Jahrestagung AG Schwule Theologie e.V. 2025
Mannsbilder und Männlichkeitsdiskurse
// 28 Mannsbilder trafen sich Mitte Oktober im Waldschlösschen, um miteinander über ihr Selbstverständnis, über das Bild des (toxischen) Mannes in der Gesellschaft und über den Blick der Bibel auf Männlichkeit ins Gespräch zu kommen.
In fast schon klassischer Manier hat Herbert Grönemeyer 1984 mit „Männer“ eine Hymne auf die tausend Facetten von Männlichkeit verfasst, was erste angeregte Gespräche unter den Teilnehmern entfachte. Der Abendimpuls zur Geschichte Jakobs am Jabbok leitete über zur physischen Betrachtung der Männlichkeit beim gemeinsamen Saunieren.
Der heute kaum mehr bekannte Songwriter Pete Wyoming Bender stimmte am Morgen mit den Liedern „Nicht mehr siegen“ und „Du bist nicht wie die anderen“ auf eine kritische Auseinandersetzung mit Männlichkeit ein, was dem Männerforscher Christoph May in seinen Ausführungen zur toxischen Männlichkeit sehr anschaulich gelang. In seinen Workshops beleuchtet er männliche Mono- und Schweigekulturen (die auch in den Kirchen zu finden sind), den in Bild, Film usw. häufig dargestellten „männlichen Körperpanzer“ oder patriarchale Strukturen. In der Diskussion kam auch zur Sprache, wie „männlich“ unser Gottesbild geprägt ist und wie viel Kritik daran – auch wir schwulen Männer – zulassen.

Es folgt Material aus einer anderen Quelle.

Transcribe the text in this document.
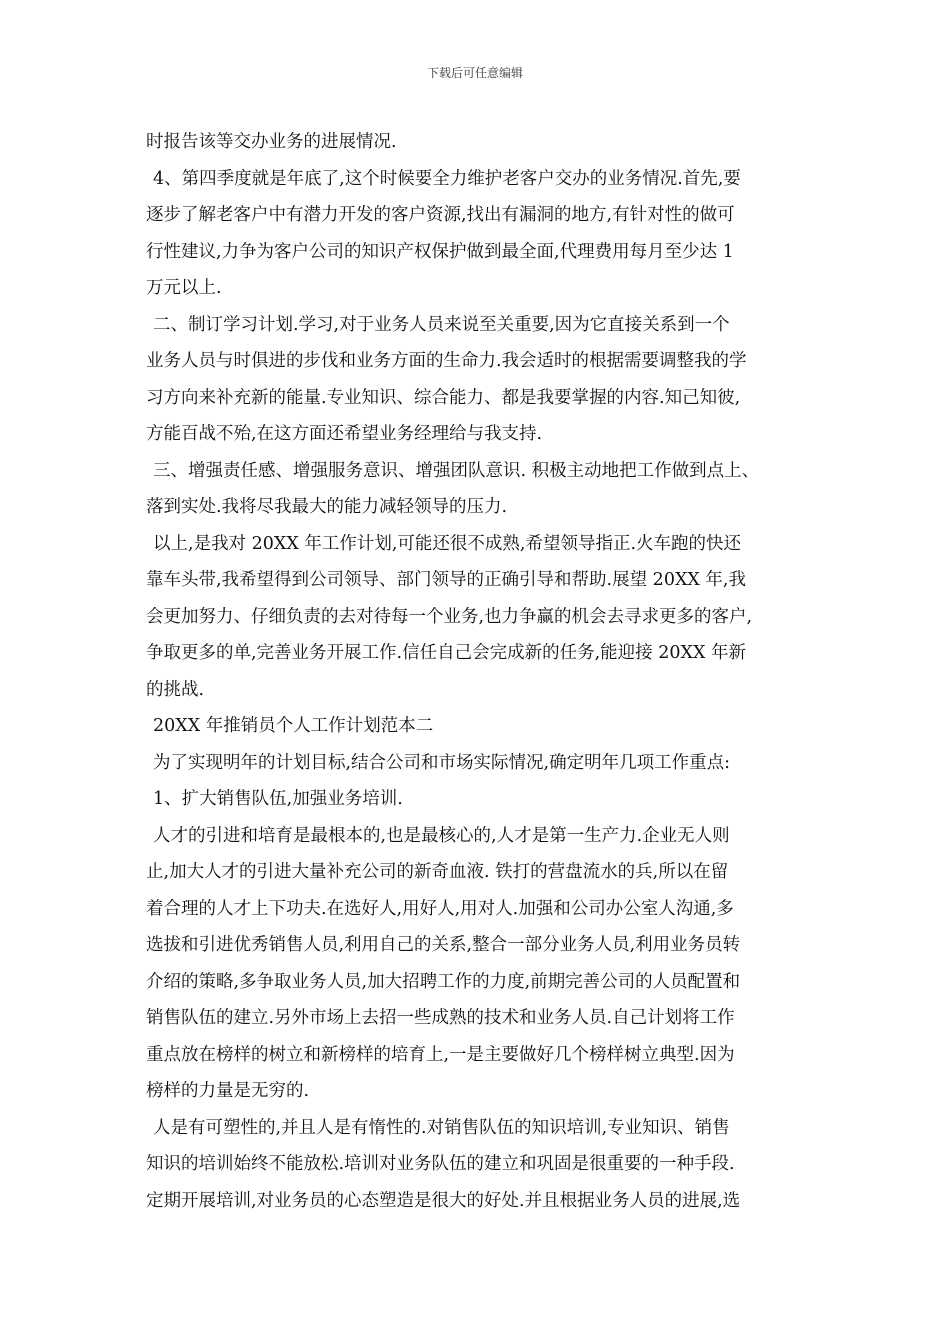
下载后可任意编辑
时报告该等交办业务的进展情况.
4、第四季度就是年底了,这个时候要全力维护老客户交办的业务情况.首先,要
逐步了解老客户中有潜力开发的客户资源,找出有漏洞的地方,有针对性的做可
行性建议,力争为客户公司的知识产权保护做到最全面,代理费用每月至少达 1
万元以上.
二、制订学习计划.学习,对于业务人员来说至关重要,因为它直接关系到一个
业务人员与时俱进的步伐和业务方面的生命力.我会适时的根据需要调整我的学
习方向来补充新的能量.专业知识、综合能力、都是我要掌握的内容.知己知彼,
方能百战不殆,在这方面还希望业务经理给与我支持.
三、增强责任感、增强服务意识、增强团队意识. 积极主动地把工作做到点上、
落到实处.我将尽我最大的能力减轻领导的压力.
以上,是我对 20XX 年工作计划,可能还很不成熟,希望领导指正.火车跑的快还
靠车头带,我希望得到公司领导、部门领导的正确引导和帮助.展望 20XX 年,我
会更加努力、仔细负责的去对待每一个业务,也力争赢的机会去寻求更多的客户,
争取更多的单,完善业务开展工作.信任自己会完成新的任务,能迎接 20XX 年新
的挑战.
20XX 年推销员个人工作计划范本二
为了实现明年的计划目标,结合公司和市场实际情况,确定明年几项工作重点:
1、扩大销售队伍,加强业务培训.
人才的引进和培育是最根本的,也是最核心的,人才是第一生产力.企业无人则
止,加大人才的引进大量补充公司的新奇血液. 铁打的营盘流水的兵,所以在留
着合理的人才上下功夫.在选好人,用好人,用对人.加强和公司办公室人沟通,多
选拔和引进优秀销售人员,利用自己的关系,整合一部分业务人员,利用业务员转
介绍的策略,多争取业务人员,加大招聘工作的力度,前期完善公司的人员配置和
销售队伍的建立.另外市场上去招一些成熟的技术和业务人员.自己计划将工作
重点放在榜样的树立和新榜样的培育上,一是主要做好几个榜样树立典型.因为
榜样的力量是无穷的.
人是有可塑性的,并且人是有惰性的.对销售队伍的知识培训,专业知识、销售
知识的培训始终不能放松.培训对业务队伍的建立和巩固是很重要的一种手段.
定期开展培训,对业务员的心态塑造是很大的好处.并且根据业务人员的进展,选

Der katholische Theologieprofessor Hans-Ulrich Weidemann stellte die wesentlichen Grundzüge der aktuellen Männlichkeitsforschung in der historischen und theologischen Wissenschaft dar. Angeregt diskutiert wurde das Körper- und Männerbild, das in den paulinischen Briefen durchscheint, und das auf der Folie der antiken römisch-griechischen Gesellschaftsordnung zu lesen ist. Dass in der jesuanischen Überlieferung auch eine männlichkeits-kritische Botschaft steckt, legen Worte wie „bei euch soll es nicht so sein“, „werdet wie die Kinder“, und ganz besonders der völlig „unmännliche“ und alles andere als heldenhafte Kreuzestod Jesu nahe.
Ganz praktisch tobten einige Teilnehmer eine Seite ihres Mann-seins aus, indem sie mit Axt und Säge in den Wald gingen und aus einem Baumstamm ein Kreuz sägten.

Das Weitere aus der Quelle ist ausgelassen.